Mites - almost all of them are microscopic and you won't be able to see them with the naked eye, you will only be able to see what they are doing to your rat. Mites love to start infesting your rat on the shoulders, neck, head and face. You can run your fingers backwards through their fur to feel for the little scabs on the skin, feel under their chin, their cheeks etc. If you think you feel scabs, you could always wet the area down a little to make sure. The fur will often thin from the incessant scratching and the coat can change.

Here are classic shoulder mites
classicmiteinfestation.jpg


and face
scabbyWombat.jpg


and here you can see how much can be hidden under their coat
nov19Livvy2.jpg


and after she was wet down
nov19Livvysmites.jpg


Lice - lice are visible, and you will see them moving slowly in your rats fur. They prefer the rump and back to start their invasion but like all parasites will move all over the body if its not treated. You can part the fur on the rump and stare at any specks to see if they are moving. Intact male rats often have buck grease (orangish sebum) that can flake up and make you think you have lice, but buck grease doesn't move no matter how much you stare at it. :giggle: Lice will die after 24-48 hours being off-host, so they say Lice are Nice, whereas Mites are a lot harder to kill.,

Lice on the back
lice2.jpg


A closeup of a louse...if you see any red its the blood it just ingested after a meal from your rat.
Kimslicepic.jpg


Nits (lice eggs) on the rump and back

oct28licenits.jpg


Here is a extremely infested rat. Bad infestations can cause anemia in rats and be dangerous, so its best not to wait to treat these types of rats as the parasites are sucking them dry.

apr7Morry12.jpg


Apr7Morry.jpg



Treatments - There are only 2 recommended treatments for ectoparasites on rats, as store-bought treatments are unregulated and there are many horror stories out there of rats getting sick or even dying from a treatment because you are essentially using a poison. Its not advisable to treat baby rats if at all possible. If you must treat use Revolution for the very young rats, especially since infestation of parasites can cause anemia and health issues.

Ivermectin (Pharma Q Ivermectin in the UK) - the old standby in ectoparasite treatments. It comes in 2 forms and can be used many ways.
Oral Paste - comes in a tube for de-worming large livestock, you can get it at tack stores, feed stores, etc. For an adult rat the dose would be a piece the size of an uncooked grain of rice, once a week for 3 weeks as Ivermectin only kills hatched out adults and the buggies have 3 life cycles.
Injectable - can be used orally, topically, and injected (injections are not recommended as they are painful, often expensive and its found most times it doesn't work.
Topical treatment is putting the dosage on the rats coat so that they ingest it while grooming.

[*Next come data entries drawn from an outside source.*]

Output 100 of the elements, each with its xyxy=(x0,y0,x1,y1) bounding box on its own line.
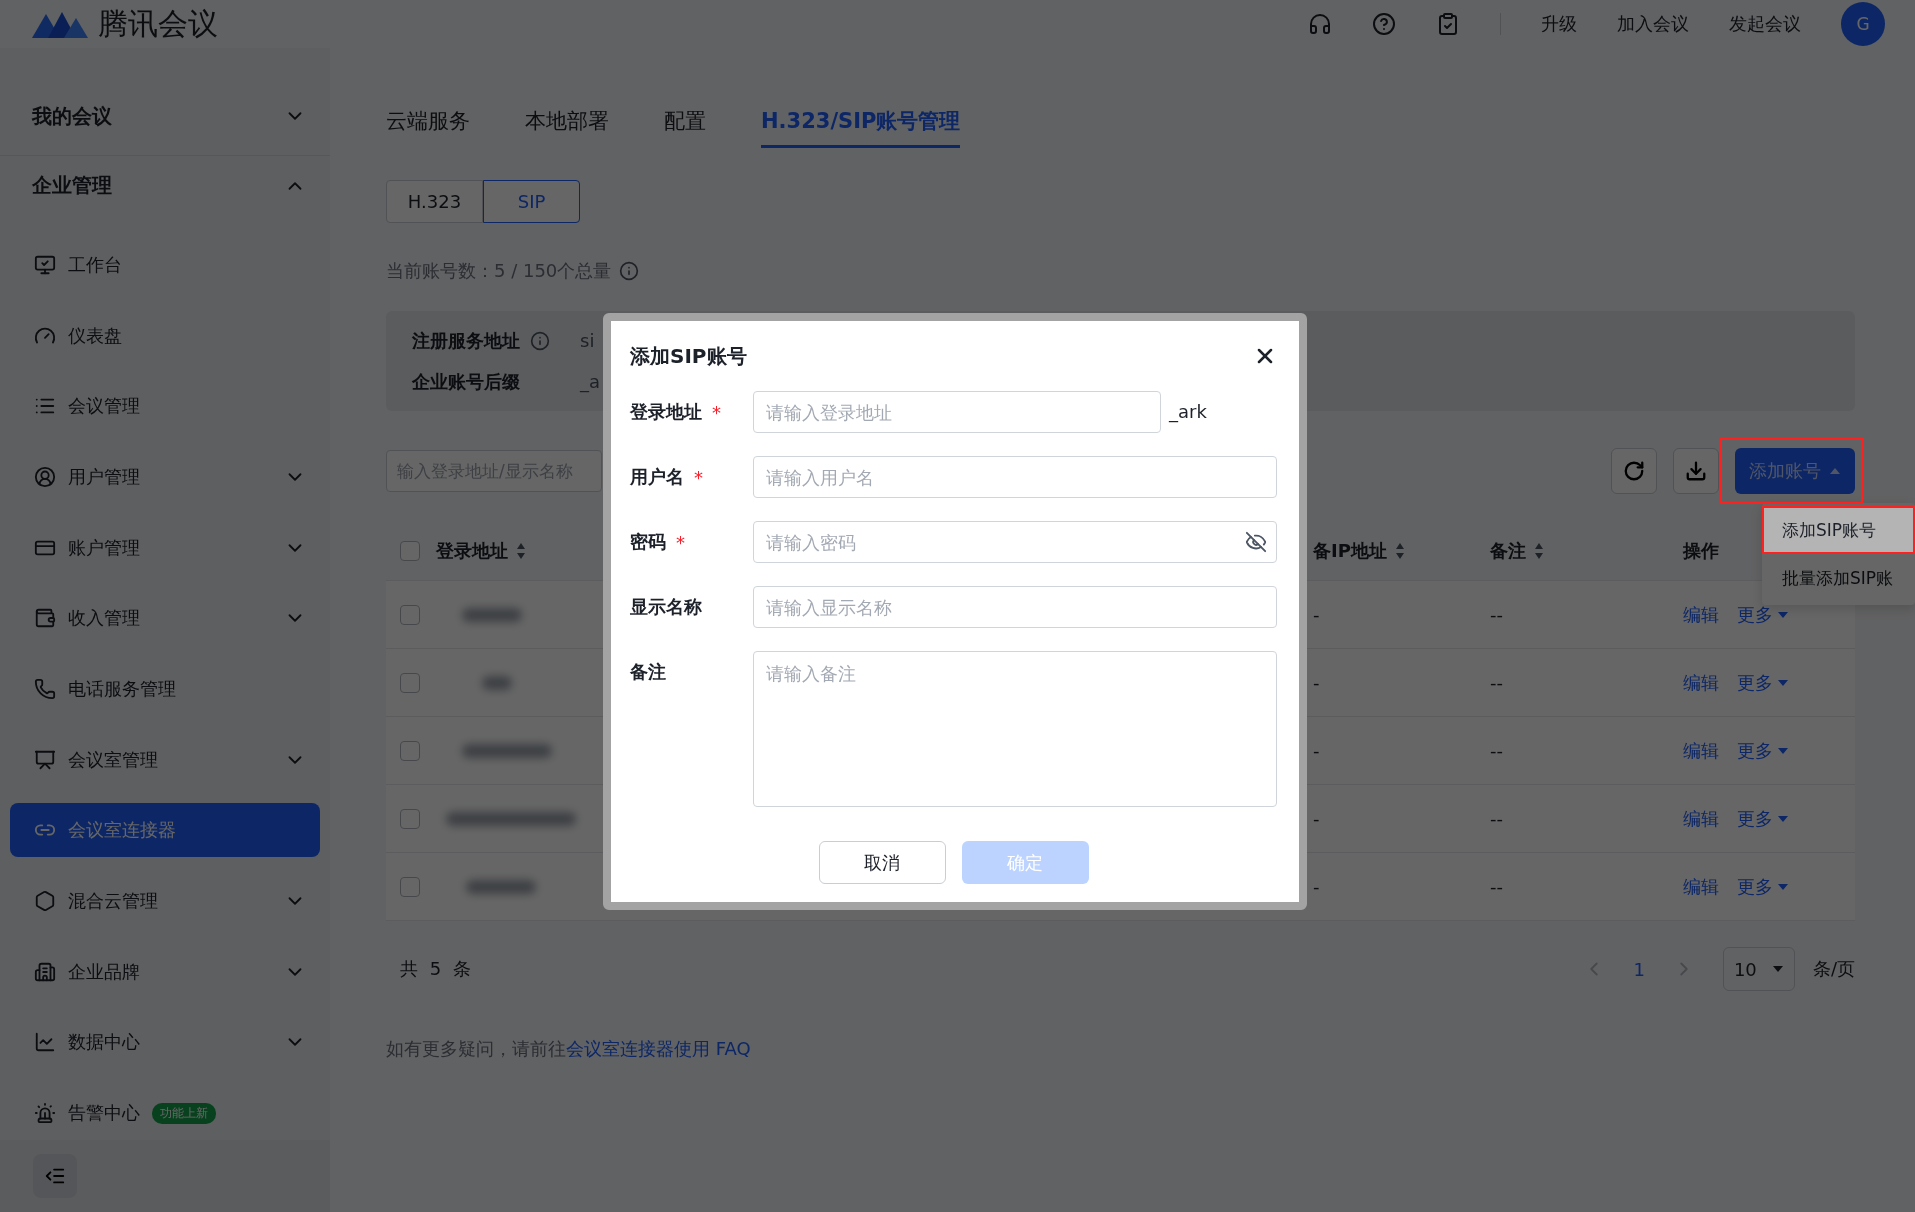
sidebar-item[interactable]: 仪表盘 xyxy=(10,308,320,363)
column-header: 登录地址 xyxy=(436,538,508,563)
blurred-text xyxy=(482,675,512,690)
table-cell: - xyxy=(1313,808,1320,829)
edit-link[interactable]: 编辑 xyxy=(1683,738,1719,763)
field-label: 用户名 xyxy=(630,465,684,489)
checkbox[interactable] xyxy=(400,540,420,561)
checkbox[interactable] xyxy=(400,808,420,829)
header-link[interactable]: 加入会议 xyxy=(1617,12,1689,36)
input-field[interactable]: 请输入密码 xyxy=(753,521,1277,563)
more-link[interactable]: 更多 xyxy=(1737,602,1789,627)
more-link[interactable]: 更多 xyxy=(1737,874,1789,899)
table-cell: - xyxy=(1313,876,1320,897)
more-link[interactable]: 更多 xyxy=(1737,806,1789,831)
sidebar-group[interactable]: 我的会议 xyxy=(0,78,330,156)
presentation-icon xyxy=(34,748,56,771)
tab[interactable]: H.323/SIP账号管理 xyxy=(761,96,961,148)
table-cell: -- xyxy=(1490,604,1503,625)
download-icon xyxy=(1685,460,1707,482)
header-link[interactable]: 发起会议 xyxy=(1729,12,1801,36)
caret-down-icon xyxy=(1777,746,1789,755)
sidebar-group[interactable]: 企业管理 xyxy=(0,155,330,216)
segment-button[interactable]: SIP xyxy=(483,180,580,223)
faq-link[interactable]: 会议室连接器使用 FAQ xyxy=(566,1038,751,1059)
siren-icon xyxy=(34,1102,56,1125)
required-mark: * xyxy=(694,466,703,488)
hidden-eye-icon[interactable] xyxy=(1245,531,1267,553)
edit-link[interactable]: 编辑 xyxy=(1683,874,1719,899)
monitor-icon xyxy=(34,253,56,276)
sidebar-item[interactable]: 会议室管理 xyxy=(10,732,320,787)
table-cell: - xyxy=(1313,604,1320,625)
sidebar-item[interactable]: 工作台 xyxy=(10,237,320,292)
sidebar-item[interactable]: 告警中心 功能上新 xyxy=(10,1086,320,1141)
table-cell: - xyxy=(1313,740,1320,761)
sidebar-item[interactable]: 企业品牌 xyxy=(10,944,320,999)
checkbox[interactable] xyxy=(400,876,420,897)
chart-icon xyxy=(34,1031,56,1054)
more-link[interactable]: 更多 xyxy=(1737,670,1789,695)
cancel-button[interactable]: 取消 xyxy=(818,841,946,884)
checkbox[interactable] xyxy=(400,672,420,693)
refresh-icon xyxy=(1623,460,1645,482)
caret-up-icon xyxy=(1829,467,1841,475)
tab[interactable]: 云端服务 xyxy=(386,96,470,148)
table-cell: -- xyxy=(1490,808,1503,829)
tab[interactable]: 本地部署 xyxy=(525,96,609,148)
sort-icon xyxy=(516,541,526,560)
caret-down-icon xyxy=(1777,814,1789,823)
input-field[interactable]: 请输入登录地址 xyxy=(753,391,1161,433)
headset-icon[interactable] xyxy=(1308,12,1332,36)
sidebar-item[interactable]: 会议室连接器 xyxy=(10,803,320,858)
wallet-icon xyxy=(34,607,56,630)
sidebar-item[interactable]: 数据中心 xyxy=(10,1015,320,1070)
input-field[interactable]: 请输入显示名称 xyxy=(753,586,1277,628)
info-value: _a xyxy=(580,371,601,392)
avatar[interactable]: G xyxy=(1841,2,1885,46)
blurred-text xyxy=(466,879,536,894)
total-count: 共 5 条 xyxy=(400,957,471,981)
sidebar-item[interactable]: 混合云管理 xyxy=(10,874,320,928)
caret-down-icon xyxy=(1777,610,1789,619)
info-icon xyxy=(619,261,640,281)
menu-item[interactable]: 添加SIP账号 xyxy=(1762,506,1915,554)
column-header: 备注 xyxy=(1490,538,1526,563)
input-field[interactable]: 请输入备注 xyxy=(753,651,1277,807)
checkbox[interactable] xyxy=(400,604,420,625)
input-field[interactable]: 请输入用户名 xyxy=(753,456,1277,498)
segment-button[interactable]: H.323 xyxy=(386,180,483,223)
info-label: 注册服务地址 xyxy=(412,328,520,353)
hexagon-icon xyxy=(34,890,56,912)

Note: Ivermectin should be used carefully as it is more toxic, so make sure you have your dose right before treating.
Ivermectin horse paste is not recommended by vets. It's a use at your own risk over the counter medicine. Many people have had great success with the horse paste when used correctly.

Chart on dosing as per weight
http://www.guinealynx.info/topical_ivermectin.html

After each treatment you will need to scrub your cage carefully, let it sit with a bleach and water solution on it for a few minutes, then carefully rinse and wash that off. You will need to freeze any wood or cardboard/paper toys, vacuum and clean around the cage area.

Revolution (Stronghold in the UK) - this is a treatment you need to get from your vet. It is topical and all you do is open the tube (by pushing down on the cap until you hear a pop) and then part the fur to the skin, and put a drop on that spot. Try to distract the rat for a minute while the Revolution absorbs through the skin into the blood stream. That's it, the Revolution stays effective for 30 days which is longer than the buggies life cycle. Easiest and safest treatment but can be harder to get than the Ivermectin for some people.
Please note that Kitten/Puppy, and Cat have a concentration of 60 mg/ml, and Dog is twice as strong at 120 mg/ml.